Another IoT instrument, near-field communication, enables payment terminals equipped with proximity readers to accept tap-to-pay, in-store payments via mobile wallets such as Apple Pay, Android Pay and Samsung Pay.
Given the rise in the number of IoT devices, credit unions are likely to leverage them more and more, Sjouwerman noted.
“There are a lot of enticing technical solutions that credit unions might be looking at to compete and make their member experience more user-friendly,” he said.
However, they must also look at the security risks associated with the IoT.
In September, the FBI warned in a public service announcement, “As more businesses and homeowners use web-connected devices to enhance company efficiency or lifestyle conveniences, their connection to the Internet also increases the target space for malicious cyber actors.”
The FBI alert coincided with the IoT's explosion into consumer and enterprise environments, Irfan Saif, principal with the New York-based Deloitte & Touche LLP's Cyber Risk Services practice, noted.

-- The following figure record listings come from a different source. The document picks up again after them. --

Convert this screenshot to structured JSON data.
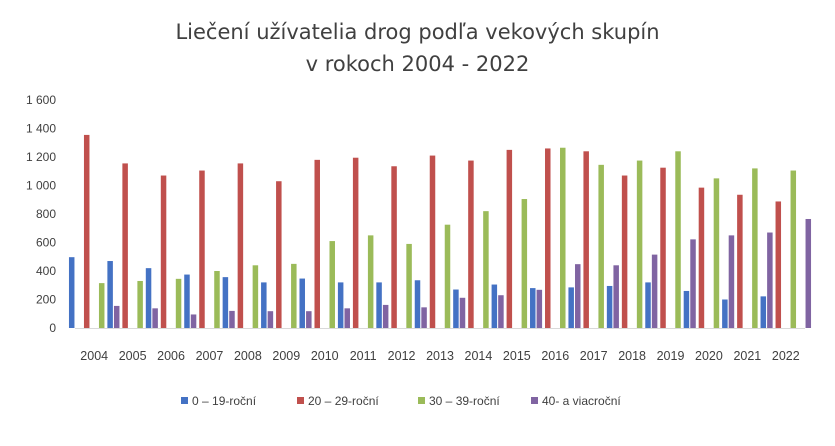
{
  "chart_data": {
    "type": "bar",
    "title_line1": "Liečení užívatelia drog podľa vekových skupín",
    "title_line2": "v rokoch 2004 - 2022",
    "xlabel": "",
    "ylabel": "",
    "ylim": [
      0,
      1600
    ],
    "yticks": [
      "1 600",
      "1 400",
      "1 200",
      "1 000",
      "800",
      "600",
      "400",
      "200",
      "0"
    ],
    "ytick_values": [
      1600,
      1400,
      1200,
      1000,
      800,
      600,
      400,
      200,
      0
    ],
    "grid": false,
    "legend_position": "bottom",
    "categories": [
      "2004",
      "2005",
      "2006",
      "2007",
      "2008",
      "2009",
      "2010",
      "2011",
      "2012",
      "2013",
      "2014",
      "2015",
      "2016",
      "2017",
      "2018",
      "2019",
      "2020",
      "2021",
      "2022"
    ],
    "series": [
      {
        "name": "0 – 19-roční",
        "color": "#4472c4",
        "values": [
          497,
          470,
          420,
          375,
          357,
          320,
          347,
          320,
          320,
          335,
          270,
          305,
          280,
          285,
          295,
          320,
          260,
          200,
          222
        ]
      },
      {
        "name": "20 – 29-roční",
        "color": "#c0504d",
        "values": [
          1355,
          1155,
          1070,
          1105,
          1155,
          1030,
          1180,
          1195,
          1135,
          1210,
          1175,
          1250,
          1260,
          1240,
          1070,
          1125,
          985,
          935,
          888
        ]
      },
      {
        "name": "30 – 39-roční",
        "color": "#9bbb59",
        "values": [
          315,
          330,
          345,
          400,
          440,
          450,
          610,
          650,
          590,
          725,
          820,
          905,
          1265,
          1145,
          1175,
          1240,
          1050,
          1120,
          1105
        ]
      },
      {
        "name": "40- a viacroční",
        "color": "#8064a2",
        "values": [
          155,
          138,
          95,
          120,
          118,
          118,
          138,
          162,
          145,
          212,
          230,
          268,
          448,
          440,
          515,
          622,
          650,
          670,
          765
        ]
      }
    ]
  }
}
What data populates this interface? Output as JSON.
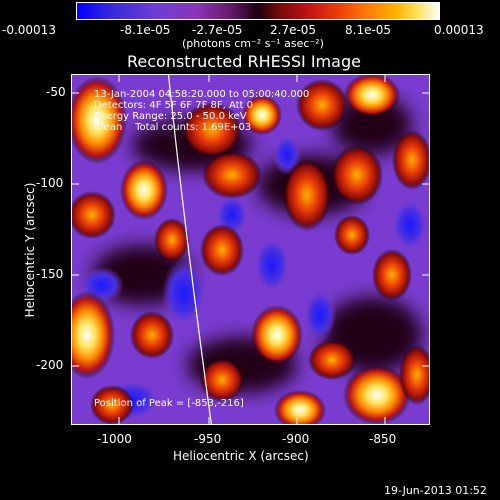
{
  "colorbar": {
    "tick_labels": [
      "-0.00013",
      "-8.1e-05",
      "-2.7e-05",
      "2.7e-05",
      "8.1e-05",
      "0.00013"
    ],
    "units_label": "(photons cm⁻² s⁻¹ asec⁻²)"
  },
  "title": "Reconstructed RHESSI Image",
  "info": {
    "time_range": "13-Jan-2004 04:58:20.000 to 05:00:40.000",
    "detectors": "Detectors: 4F 5F 6F 7F 8F, Att 0",
    "energy_range": "Energy Range: 25.0 - 50.0 keV",
    "method": "Clean    Total counts: 1.69E+03"
  },
  "peak_label": "Position of Peak = [-853,-216]",
  "x_axis": {
    "label": "Heliocentric X (arcsec)",
    "ticks": [
      "-1000",
      "-950",
      "-900",
      "-850"
    ]
  },
  "y_axis": {
    "label": "Heliocentric Y (arcsec)",
    "ticks": [
      "-50",
      "-100",
      "-150",
      "-200"
    ]
  },
  "footer_date": "19-Jun-2013 01:52",
  "colors": {
    "background": "#000000",
    "low": "#0000ff",
    "mid": "#7a3cd0",
    "high": "#ffffff",
    "warm": "#ff8a00"
  }
}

“In order to secure the next generations of IoT, core security practices such as hardening devices, building technology solutions that are ‘secure by design,’ and deploying them in a secure manner are extremely important,” he said.
Sjouwerman strongly emphasized that IoT security issues stem from the fact that IoT device developers design with time-to-market in mind – not security.

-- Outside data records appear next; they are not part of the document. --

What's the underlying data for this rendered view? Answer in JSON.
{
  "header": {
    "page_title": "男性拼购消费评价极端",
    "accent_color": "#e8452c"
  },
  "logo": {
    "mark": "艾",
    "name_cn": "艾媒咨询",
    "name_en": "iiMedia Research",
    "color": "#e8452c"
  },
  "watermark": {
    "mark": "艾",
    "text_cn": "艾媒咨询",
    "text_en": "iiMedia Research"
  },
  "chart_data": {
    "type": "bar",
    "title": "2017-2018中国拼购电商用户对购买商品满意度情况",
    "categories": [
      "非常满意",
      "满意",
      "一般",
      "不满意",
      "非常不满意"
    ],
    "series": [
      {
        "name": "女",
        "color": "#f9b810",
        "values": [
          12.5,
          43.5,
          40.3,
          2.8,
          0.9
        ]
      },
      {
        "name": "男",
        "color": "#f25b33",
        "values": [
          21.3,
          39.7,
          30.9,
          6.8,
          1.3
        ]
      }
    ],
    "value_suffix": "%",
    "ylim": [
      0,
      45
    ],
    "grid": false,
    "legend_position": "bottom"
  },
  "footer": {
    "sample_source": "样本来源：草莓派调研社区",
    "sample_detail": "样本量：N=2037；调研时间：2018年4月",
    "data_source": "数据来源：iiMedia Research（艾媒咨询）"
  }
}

“The more of those IoT devices you bring online, the worse it gets,” he said. “With a credit union, you have to balance between competition with the banks, being user friendly, staying on the ball and being modern, and on the other hand are risks related to that.”

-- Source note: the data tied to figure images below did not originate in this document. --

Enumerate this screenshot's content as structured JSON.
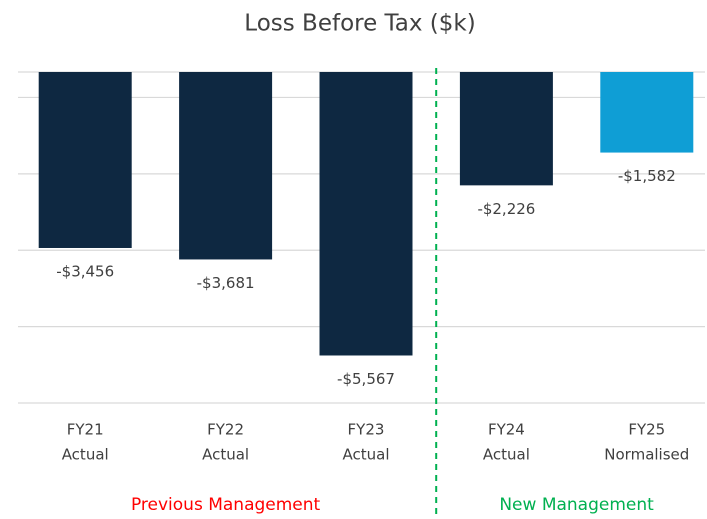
{
  "chart_data": {
    "type": "bar",
    "title": "Loss Before Tax ($k)",
    "categories": [
      [
        "FY21",
        "Actual"
      ],
      [
        "FY22",
        "Actual"
      ],
      [
        "FY23",
        "Actual"
      ],
      [
        "FY24",
        "Actual"
      ],
      [
        "FY25",
        "Normalised"
      ]
    ],
    "values": [
      -3456,
      -3681,
      -5567,
      -2226,
      -1582
    ],
    "value_labels": [
      "-$3,456",
      "-$3,681",
      "-$5,567",
      "-$2,226",
      "-$1,582"
    ],
    "colors": [
      "#0e2841",
      "#0e2841",
      "#0e2841",
      "#0e2841",
      "#0f9ed5"
    ],
    "ylim": [
      -6500,
      0
    ],
    "yticks": [
      -6500,
      -5000,
      -3500,
      -2000,
      -500,
      0
    ],
    "grid": true,
    "annotations": [
      {
        "text": "Previous Management",
        "color": "#ff0000"
      },
      {
        "text": "New Management",
        "color": "#00b050"
      }
    ]
  }
}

Retailers’ wireless networks will also need to be enhanced to support increased bandwidth requirements as a result of the growing IoT, as well as reinforced to thoroughly safeguard transactions, Carl Mazzanti, CEO for the Hoboken, N.J.-based computer network service provider eMazzanti Technologies, explained. Each device on the network becomes an access point, and therefore a potential security breach opportunity.
“All devices, especially stored wireless devices, need to be secured, monitored and managed,” Mazzanti said. “Every point of entry must be secured.”
A device breach could also lead to unforeseen consequences.
“The concerns are if any device is stolen, can information be gleaned from it?” Krehel asked. “Can using it authenticate a thief or deny a legitimate claim? In addition, there are concerns over replacement and privacy. Privacy is normally the No. 1 reason against IoT, as people do not want their late-night fridge visits and other historically private activities being monitored.”
Sjouwerman added, “Once that profile is out there, the genie is out of the bottle, and that is the thing you want to keep in mind when you start working with the IoT, as any organization, but especially as financial institution.”
One way a credit union can respond counterintuitively, Sjouwerman suggested, is to position itself against the IoT due to the risks involved. Then it can ask its members to stick with a credit union that is old fashioned, safe and secure.
Because the IoT is bandwidth-hungry, its growing number of devices will also put a huge strain on existing networks, Mazzanti noted.
“Retailers should take corresponding steps to increase network bandwidth and security,” he said. “The estimates of bandwidth requirements that were used in the previous decade have been blown apart by high-megapixel Internet protocol cameras, video analytics and cloud data storage.”
And acquiring the right high-speed Internet service is a critical step in preparing for emerging technologies, as customer Wi-Fi, mPOS or kiosk environments, and IoT devices and sensors all require Internet.
“Moving quickly to take advantage of new opportunities may be dependent on the speed and reliability of a retailer's Internet connection,” Mazzanti said.